7.3 The ld. counsel also argued that Section 44D was replaced by Section 44DA by Finance Act, 2003, w.e.f. 1-4-2004 which provides for deduction of expenditure or allowance in accordance with the provisions of the Act. Since the subject-matter of both the sections is same, the amendment should be taken as clarificatory in nature. We have considered this argument also, however, we are unable to agree with him for two reasons, namely, - (i) the provisions are substantive in nature and, therefore, Section 44DA applies prospectively to the proceedings of assessment year 2004-05 and onwards, and (it) the new provision is made specifically applicable in respect of agreements made after 31-3-2003. Thus, the new provision is not applicable to the facts of the assessee's case. It does appear to us that the amendment was made prospectively in order to mitigate the hardship caused by the old provisions.
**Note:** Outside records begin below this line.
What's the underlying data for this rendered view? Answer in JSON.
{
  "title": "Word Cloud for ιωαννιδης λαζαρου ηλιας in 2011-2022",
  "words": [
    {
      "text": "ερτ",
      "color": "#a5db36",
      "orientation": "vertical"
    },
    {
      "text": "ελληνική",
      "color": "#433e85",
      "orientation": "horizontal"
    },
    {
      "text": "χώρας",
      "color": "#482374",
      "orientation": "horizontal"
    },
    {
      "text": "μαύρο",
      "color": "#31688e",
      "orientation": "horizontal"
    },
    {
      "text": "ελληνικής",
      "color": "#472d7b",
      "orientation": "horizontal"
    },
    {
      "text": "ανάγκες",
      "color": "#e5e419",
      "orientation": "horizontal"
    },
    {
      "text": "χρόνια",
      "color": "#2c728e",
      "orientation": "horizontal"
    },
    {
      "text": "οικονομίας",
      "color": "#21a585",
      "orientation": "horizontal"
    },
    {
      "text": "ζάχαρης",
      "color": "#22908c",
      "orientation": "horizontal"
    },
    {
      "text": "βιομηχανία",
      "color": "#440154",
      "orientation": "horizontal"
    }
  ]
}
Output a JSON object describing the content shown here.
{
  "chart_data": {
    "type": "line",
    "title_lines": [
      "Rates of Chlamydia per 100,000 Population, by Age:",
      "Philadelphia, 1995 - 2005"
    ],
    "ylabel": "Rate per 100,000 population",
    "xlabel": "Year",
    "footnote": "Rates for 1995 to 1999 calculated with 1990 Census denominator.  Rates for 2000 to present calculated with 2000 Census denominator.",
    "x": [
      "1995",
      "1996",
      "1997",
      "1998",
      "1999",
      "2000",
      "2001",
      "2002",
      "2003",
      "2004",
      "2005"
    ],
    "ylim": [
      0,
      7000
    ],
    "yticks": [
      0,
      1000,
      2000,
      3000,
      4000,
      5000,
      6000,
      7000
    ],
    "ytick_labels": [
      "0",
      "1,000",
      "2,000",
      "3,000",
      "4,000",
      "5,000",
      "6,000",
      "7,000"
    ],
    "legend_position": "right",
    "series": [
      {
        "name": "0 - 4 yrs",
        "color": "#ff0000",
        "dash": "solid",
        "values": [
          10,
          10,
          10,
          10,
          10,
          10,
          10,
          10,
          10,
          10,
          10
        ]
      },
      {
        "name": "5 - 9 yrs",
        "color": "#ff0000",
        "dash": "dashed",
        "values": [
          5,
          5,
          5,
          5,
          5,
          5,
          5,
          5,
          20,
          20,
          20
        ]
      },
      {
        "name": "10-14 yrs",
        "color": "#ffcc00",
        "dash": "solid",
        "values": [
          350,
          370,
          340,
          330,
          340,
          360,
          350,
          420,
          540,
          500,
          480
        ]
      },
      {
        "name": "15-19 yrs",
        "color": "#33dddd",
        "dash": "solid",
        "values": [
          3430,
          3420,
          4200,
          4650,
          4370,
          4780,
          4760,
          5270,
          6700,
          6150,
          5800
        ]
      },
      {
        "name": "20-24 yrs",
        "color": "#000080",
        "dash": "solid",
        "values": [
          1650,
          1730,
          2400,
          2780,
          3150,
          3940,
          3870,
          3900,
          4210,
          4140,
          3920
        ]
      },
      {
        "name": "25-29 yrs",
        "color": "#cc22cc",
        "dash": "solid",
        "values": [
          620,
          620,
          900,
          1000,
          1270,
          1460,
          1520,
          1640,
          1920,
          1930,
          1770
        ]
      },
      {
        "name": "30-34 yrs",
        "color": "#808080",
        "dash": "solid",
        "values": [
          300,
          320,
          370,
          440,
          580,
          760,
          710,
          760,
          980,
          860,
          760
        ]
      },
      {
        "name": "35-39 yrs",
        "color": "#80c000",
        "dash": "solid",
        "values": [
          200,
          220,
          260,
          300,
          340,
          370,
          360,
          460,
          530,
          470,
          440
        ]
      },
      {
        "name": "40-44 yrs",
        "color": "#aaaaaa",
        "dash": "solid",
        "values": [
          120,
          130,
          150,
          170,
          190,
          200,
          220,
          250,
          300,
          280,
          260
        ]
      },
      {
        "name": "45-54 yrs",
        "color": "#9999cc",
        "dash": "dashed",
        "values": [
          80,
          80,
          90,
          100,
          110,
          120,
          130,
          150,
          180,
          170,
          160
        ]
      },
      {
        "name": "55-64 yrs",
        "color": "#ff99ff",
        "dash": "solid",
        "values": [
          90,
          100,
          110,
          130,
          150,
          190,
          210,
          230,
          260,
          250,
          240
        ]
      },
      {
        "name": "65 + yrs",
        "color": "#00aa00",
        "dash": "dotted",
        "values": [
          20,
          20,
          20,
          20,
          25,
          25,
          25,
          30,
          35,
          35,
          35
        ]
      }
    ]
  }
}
7.4 Placing of Section 44D and Section 44DA under Chapter IV leads to an inference that royalties and fees for technical service are taxable under the head "Profits and gains of business or profession". However, in place of the normal rate provided in the relevant Finance Act, Section 115A provides for the rate of tax at 30 per cent, which has been adopted as TDS rate by the Assessing Officer and the Ld. CIT(A).
The rate of 10 per cent, provided in the DTAA, is not applicable as the receipts are not taxable under Article 12 of the DTAA. Thus, we do not find any error in the orders of lower authorities in this matter also.
8. It was stated both by the Ld. counsel for the assessee and the ld.DR that all payments have been made in pursuance of the same contract.
Therefore, other appeals have similar facts except that the recipients may be different. That does not make any difference insofar as the determination of the issue at hand is concerned.